Legendary Pessoa edges his way towards Jumping final
Status seems to be on great form. How do you feel after the first three rounds?
He is jumping well. He doesn’t waste a lot of energy and isn’t all that spectacular but he does what I ask of him and is an excellent worker. He’s got a lot of pop. He clears the tough stuff with ease and if I ride him well he’ll clear anything. It will be an advantage for him if the rails get higher as the competition goes on. There is a great atmosphere here in the stadium.
Do you feel that you are in with a good chance of an individual medal?
On Saturday we’ll have two really tough rounds of jumping so let’s not get ahead of ourselves! We’ll get the job done and see where that takes us.

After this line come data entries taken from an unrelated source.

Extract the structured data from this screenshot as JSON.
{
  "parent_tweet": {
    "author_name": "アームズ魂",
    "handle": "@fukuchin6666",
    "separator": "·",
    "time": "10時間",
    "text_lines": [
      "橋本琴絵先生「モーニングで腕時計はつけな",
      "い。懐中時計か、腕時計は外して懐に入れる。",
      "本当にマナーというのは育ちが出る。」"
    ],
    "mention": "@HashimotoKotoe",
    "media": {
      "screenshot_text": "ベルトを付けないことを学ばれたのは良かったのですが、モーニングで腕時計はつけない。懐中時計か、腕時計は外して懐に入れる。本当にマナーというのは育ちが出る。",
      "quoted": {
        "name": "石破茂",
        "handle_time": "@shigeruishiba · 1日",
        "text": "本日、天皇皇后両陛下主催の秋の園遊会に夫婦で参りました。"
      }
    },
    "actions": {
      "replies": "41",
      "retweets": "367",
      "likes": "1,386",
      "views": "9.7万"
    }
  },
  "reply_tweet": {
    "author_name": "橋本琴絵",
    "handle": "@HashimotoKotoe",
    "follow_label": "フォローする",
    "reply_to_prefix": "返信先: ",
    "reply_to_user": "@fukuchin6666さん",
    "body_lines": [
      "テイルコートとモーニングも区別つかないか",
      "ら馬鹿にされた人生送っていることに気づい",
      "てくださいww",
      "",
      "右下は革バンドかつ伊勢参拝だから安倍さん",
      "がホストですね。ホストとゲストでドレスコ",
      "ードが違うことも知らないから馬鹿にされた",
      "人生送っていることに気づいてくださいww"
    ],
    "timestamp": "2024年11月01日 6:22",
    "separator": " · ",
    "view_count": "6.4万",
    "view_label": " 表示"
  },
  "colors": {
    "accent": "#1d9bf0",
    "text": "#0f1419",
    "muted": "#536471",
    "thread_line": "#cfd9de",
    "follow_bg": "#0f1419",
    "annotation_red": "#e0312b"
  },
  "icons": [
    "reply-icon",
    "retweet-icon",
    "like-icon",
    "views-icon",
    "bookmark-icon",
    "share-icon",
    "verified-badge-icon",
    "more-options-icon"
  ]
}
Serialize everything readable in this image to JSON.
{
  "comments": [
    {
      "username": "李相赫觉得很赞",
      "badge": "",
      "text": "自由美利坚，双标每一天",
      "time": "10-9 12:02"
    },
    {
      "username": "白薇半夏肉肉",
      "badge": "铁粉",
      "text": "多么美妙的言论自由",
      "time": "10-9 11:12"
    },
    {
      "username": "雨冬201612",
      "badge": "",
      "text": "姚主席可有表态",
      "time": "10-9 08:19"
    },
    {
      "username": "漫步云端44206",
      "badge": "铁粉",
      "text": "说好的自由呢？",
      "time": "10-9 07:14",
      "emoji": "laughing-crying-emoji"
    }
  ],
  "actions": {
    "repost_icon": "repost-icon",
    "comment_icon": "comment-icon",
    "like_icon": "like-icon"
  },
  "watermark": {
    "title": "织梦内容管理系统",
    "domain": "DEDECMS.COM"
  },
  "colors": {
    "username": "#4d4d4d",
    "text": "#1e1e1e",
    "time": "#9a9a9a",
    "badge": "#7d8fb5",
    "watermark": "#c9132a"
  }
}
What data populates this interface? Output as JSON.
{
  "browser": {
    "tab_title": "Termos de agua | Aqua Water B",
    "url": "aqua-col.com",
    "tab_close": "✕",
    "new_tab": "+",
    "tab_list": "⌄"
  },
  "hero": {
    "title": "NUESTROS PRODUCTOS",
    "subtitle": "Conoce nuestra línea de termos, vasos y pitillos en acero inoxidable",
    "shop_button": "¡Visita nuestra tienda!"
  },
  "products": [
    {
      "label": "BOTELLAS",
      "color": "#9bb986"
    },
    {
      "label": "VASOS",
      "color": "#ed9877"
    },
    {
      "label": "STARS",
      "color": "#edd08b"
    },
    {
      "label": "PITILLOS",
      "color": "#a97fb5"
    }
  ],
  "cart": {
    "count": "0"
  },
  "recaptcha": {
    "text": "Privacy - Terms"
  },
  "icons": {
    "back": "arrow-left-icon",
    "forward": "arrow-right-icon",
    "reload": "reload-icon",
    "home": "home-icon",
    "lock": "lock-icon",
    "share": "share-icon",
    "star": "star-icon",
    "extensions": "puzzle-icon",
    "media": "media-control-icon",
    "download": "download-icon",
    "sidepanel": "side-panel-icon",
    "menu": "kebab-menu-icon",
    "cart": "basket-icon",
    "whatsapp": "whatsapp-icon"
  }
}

The course for the second round of the team competition didn’t appear overly difficult, so why were there so many mistakes?
At the beginning of the test the riders were competing as individuals and weren’t under so much pressure because they weren’t a part of a team. They weren’t in the medal hunt and were there for the experience to try to crack the top 30 on Saturday. As the competition progressed the pressure increased. It was an excellent course — very fluid — but the time was tight which ramped up the difficulty factor. This pushed the riders to go faster and faster to try and make the time. I think Frederic Cottier [the course-designer] did a great job.
Why were there so many mistakes at the second jump, the Land Rover oxer?
It had a blind approach after seven or eight strides from the first jump. It was a square oxer and you needed to be on your toes. Riders who didn’t work the curve got too tight to it and hit the front rail. This is what happened to our Pedro Veniss, but I had warned him!